I imagine this idyll is short-lived. Young teenagers are expected to pick coca on the farms, which can be several hours’ boat ride from the village. Adolescent girls are expected to start families at 15. That’s also the age when the armed groups come looking for volunteers.

At present, the gangs are not forcibly recruiting children, explains the local schoolteacher. But joining a group is attractive to impressionable youngsters with few alternatives. Keeping kids out of the conflict is clearly an uphill struggle.

“Every week I intervene with families to try to keep their kids in school and studying,” he tells me.

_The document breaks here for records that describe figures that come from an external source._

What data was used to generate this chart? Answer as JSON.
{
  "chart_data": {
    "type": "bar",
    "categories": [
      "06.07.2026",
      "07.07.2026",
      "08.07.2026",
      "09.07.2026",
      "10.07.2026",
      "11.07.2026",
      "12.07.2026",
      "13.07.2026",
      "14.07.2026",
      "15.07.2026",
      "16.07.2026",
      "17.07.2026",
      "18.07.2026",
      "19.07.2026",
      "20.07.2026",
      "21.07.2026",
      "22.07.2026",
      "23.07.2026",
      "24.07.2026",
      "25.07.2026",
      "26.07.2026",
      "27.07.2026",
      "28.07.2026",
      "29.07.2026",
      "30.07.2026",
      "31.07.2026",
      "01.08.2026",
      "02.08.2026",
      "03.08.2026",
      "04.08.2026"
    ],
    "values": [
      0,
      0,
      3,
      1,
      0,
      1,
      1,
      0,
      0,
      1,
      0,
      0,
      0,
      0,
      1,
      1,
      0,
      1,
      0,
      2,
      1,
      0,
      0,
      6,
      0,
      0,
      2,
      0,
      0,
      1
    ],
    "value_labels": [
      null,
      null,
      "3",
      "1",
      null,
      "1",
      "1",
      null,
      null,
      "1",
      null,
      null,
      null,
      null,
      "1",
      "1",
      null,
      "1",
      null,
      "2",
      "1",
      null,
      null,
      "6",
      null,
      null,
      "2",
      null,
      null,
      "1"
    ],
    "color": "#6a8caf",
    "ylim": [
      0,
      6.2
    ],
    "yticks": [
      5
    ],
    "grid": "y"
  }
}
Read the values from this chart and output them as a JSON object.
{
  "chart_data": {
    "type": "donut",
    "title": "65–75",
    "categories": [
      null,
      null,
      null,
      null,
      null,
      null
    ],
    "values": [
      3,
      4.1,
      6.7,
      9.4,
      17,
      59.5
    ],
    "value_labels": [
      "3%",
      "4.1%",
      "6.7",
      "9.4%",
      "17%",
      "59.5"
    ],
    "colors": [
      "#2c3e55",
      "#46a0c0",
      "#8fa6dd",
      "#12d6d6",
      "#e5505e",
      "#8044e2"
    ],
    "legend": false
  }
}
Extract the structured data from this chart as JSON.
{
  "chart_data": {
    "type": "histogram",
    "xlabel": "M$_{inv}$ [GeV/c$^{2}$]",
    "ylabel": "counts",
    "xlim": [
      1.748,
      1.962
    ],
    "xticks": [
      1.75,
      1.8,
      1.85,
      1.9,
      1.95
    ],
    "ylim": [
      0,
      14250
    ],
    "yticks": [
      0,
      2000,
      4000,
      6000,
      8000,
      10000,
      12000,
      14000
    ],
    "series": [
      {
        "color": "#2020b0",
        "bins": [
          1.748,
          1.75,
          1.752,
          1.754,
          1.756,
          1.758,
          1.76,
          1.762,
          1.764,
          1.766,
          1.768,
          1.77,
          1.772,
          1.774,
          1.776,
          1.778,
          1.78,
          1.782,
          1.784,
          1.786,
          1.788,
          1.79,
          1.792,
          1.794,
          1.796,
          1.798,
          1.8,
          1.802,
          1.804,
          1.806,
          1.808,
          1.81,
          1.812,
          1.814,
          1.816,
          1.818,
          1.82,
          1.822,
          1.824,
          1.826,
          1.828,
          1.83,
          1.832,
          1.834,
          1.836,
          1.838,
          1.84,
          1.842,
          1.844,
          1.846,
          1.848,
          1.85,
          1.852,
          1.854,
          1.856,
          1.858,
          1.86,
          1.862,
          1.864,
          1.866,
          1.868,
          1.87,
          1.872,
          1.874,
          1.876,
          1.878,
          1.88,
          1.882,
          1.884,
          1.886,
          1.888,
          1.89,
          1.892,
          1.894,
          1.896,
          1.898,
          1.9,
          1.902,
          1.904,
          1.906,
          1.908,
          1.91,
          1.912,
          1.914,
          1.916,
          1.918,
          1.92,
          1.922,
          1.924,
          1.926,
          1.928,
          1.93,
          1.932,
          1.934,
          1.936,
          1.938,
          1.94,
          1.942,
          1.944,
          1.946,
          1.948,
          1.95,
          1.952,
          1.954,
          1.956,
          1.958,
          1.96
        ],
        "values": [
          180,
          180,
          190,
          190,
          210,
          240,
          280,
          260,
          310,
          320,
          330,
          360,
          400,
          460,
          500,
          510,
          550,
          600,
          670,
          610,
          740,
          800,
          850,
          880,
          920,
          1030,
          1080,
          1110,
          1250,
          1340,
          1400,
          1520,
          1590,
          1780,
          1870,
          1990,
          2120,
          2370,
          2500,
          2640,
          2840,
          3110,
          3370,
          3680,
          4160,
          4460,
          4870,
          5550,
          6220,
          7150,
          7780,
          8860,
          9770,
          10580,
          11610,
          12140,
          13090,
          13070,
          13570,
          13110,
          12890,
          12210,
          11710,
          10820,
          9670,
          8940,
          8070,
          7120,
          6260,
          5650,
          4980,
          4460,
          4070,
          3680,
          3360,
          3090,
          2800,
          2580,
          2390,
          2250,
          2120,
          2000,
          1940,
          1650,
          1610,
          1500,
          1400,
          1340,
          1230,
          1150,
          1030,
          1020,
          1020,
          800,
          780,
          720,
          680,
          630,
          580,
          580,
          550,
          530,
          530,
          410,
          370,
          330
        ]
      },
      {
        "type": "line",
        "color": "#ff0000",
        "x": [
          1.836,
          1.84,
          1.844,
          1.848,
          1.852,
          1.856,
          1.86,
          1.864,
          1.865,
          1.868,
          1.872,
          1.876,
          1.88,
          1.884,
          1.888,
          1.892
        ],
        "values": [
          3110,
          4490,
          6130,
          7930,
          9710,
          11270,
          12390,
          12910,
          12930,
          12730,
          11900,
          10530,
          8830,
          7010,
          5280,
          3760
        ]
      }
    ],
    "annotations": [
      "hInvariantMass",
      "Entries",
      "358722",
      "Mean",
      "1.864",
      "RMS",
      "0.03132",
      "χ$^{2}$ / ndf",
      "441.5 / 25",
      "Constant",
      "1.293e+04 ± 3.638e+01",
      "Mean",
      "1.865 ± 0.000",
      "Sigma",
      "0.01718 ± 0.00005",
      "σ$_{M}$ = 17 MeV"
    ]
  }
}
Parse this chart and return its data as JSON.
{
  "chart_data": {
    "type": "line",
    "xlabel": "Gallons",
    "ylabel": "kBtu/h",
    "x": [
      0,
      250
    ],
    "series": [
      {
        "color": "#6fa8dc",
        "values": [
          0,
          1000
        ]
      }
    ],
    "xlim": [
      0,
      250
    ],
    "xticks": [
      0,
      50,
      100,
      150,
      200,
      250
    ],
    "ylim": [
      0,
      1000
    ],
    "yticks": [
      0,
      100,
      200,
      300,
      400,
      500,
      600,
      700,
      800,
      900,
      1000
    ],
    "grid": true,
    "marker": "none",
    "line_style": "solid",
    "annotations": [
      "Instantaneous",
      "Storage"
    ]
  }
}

The most successful strategy is football, so in his free time the teacher coaches four teams – two boys’ and two girls’ – and has organised a league with other villages, relying on donations to buy balls and nets.

“The youngsters love to play and compete, and that keeps them close to the school and away from other influences,” he says.

Back at the clinic, patients are still queuing and the kids are still colouring in. But in my absence, a villager came to wage war with the hornets in the schoolhouse by spraying the nests with chemicals.

The fumigated insects lie dead on the classroom floor. Some boys have left their colouring to collect the brown bodies and lay them in a line, wings neatly folded. The coexistence has ended.

Meanwhile, the men with guns are drinking rum by the billiard hall and checking their high-end cellphones. I wonder how long they will coexist here before rival groups come to steal the coca crown.

''The more probably outcome is yet more conflict, with communities terrorised and confined to their villages. And even less chance of a visit to the hospital.''

That day might come sooner rather than later, explains the team leader, Samuel, pointing to his map. Already another group of dissident FARC fighters – the Frente 30 – is spreading from the Andes down into the jungle and the rivers. Their current trajectory could soon bring them to this village.

Of course, a truce could prevail. But the more probable outcome is yet more conflict, with communities terrorised and confined to their villages. And even less chance of a visit to the hospital.

This makes MSF’s quest to place health teams in these villages even more urgent. That will be a challenge in the current conflict. The hornet nest is waiting.